Oui, et d’ailleurs, j’ai une grande prédilection pour les opéras en version concert qui est liée à l’évident génie dramaturgique et théâtral des compositeurs que j’ai l’habitude de jouer : Mozart et pas seulement ! Et en soit, la forme oratorio n’est pas du tout exclue de ce que j’aimerais faire.
Quels sont les projets en cours pour votre orchestre ?
Les projets en cours sont assez nombreux au Cercle ! On a les conséquences de l’expérience verdienne puisque Traviata a été un franc succès. Cela nous ouvre de belles perspectives de concerts et d’enregistrements. On continue à se produire chez nos partenaires fidèles tels que le Festival de Beaune, la Chaise-Dieu, ainsi qu’en Allemagne.
Enfin, on vient d’ouvrir une résidence déterminante pour l’orchestre au Grand Théâtre de Provence où nous avions fait un gala Verdi en décembre dernier. Cette résidence va se décliner en de nombreux aspects autour de deux thèmes principaux : 4 des symphonies les plus emblématiques de Beethoven dans ce qu’elles vont générer comme développement au 19e et un axe plus lyrique autour de Verdi, avec un gala notamment. Il y aura également toute une série d’actions culturelles organisées dans la région.
Traviata, Ariane, Les Noces… le Théâtre des Champs est votre QG !
Oui et je dois dire que cette salle a une dimension affective déterminante. J’y ai entendu mon premier concert et j’y ai chanté pour la première fois comme petit chanteur à la Maitrise de Radio France. Donc cette Ariane a d’autant plus de sens pour moi aujourd’hui.

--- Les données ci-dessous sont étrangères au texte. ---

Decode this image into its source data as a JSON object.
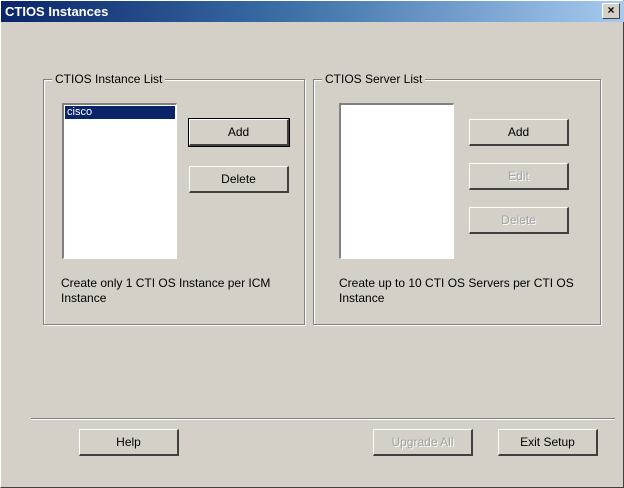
{
  "window": {
    "title": "CTIOS Instances",
    "close_label": "×"
  },
  "instance_group": {
    "label": "CTIOS Instance List",
    "items": [
      "cisco"
    ],
    "add_label": "Add",
    "delete_label": "Delete",
    "note": "Create only 1 CTI OS Instance per ICM Instance"
  },
  "server_group": {
    "label": "CTIOS Server List",
    "items": [],
    "add_label": "Add",
    "edit_label": "Edit",
    "delete_label": "Delete",
    "note": "Create up to 10 CTI OS Servers per CTI OS Instance"
  },
  "footer": {
    "help_label": "Help",
    "upgrade_label": "Upgrade All",
    "exit_label": "Exit Setup"
  }
}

En réalité, je trouve que le Théâtre des Champs-Elysées est une des plus belles salles de Paris, des points de vue esthétique et acoustique. Elle sert beaucoup des musiques qui y sont jouées mais elle sert encore plus l’aspect chambriste de l’opéra que nous faisons ce soir. C’est une œuvre qui est au centre de plusieurs préoccupations d’écriture de Strauss. Au Théâtre des Champs-Elysées, cette Ariane va sonner dans un écrin absolument parfait !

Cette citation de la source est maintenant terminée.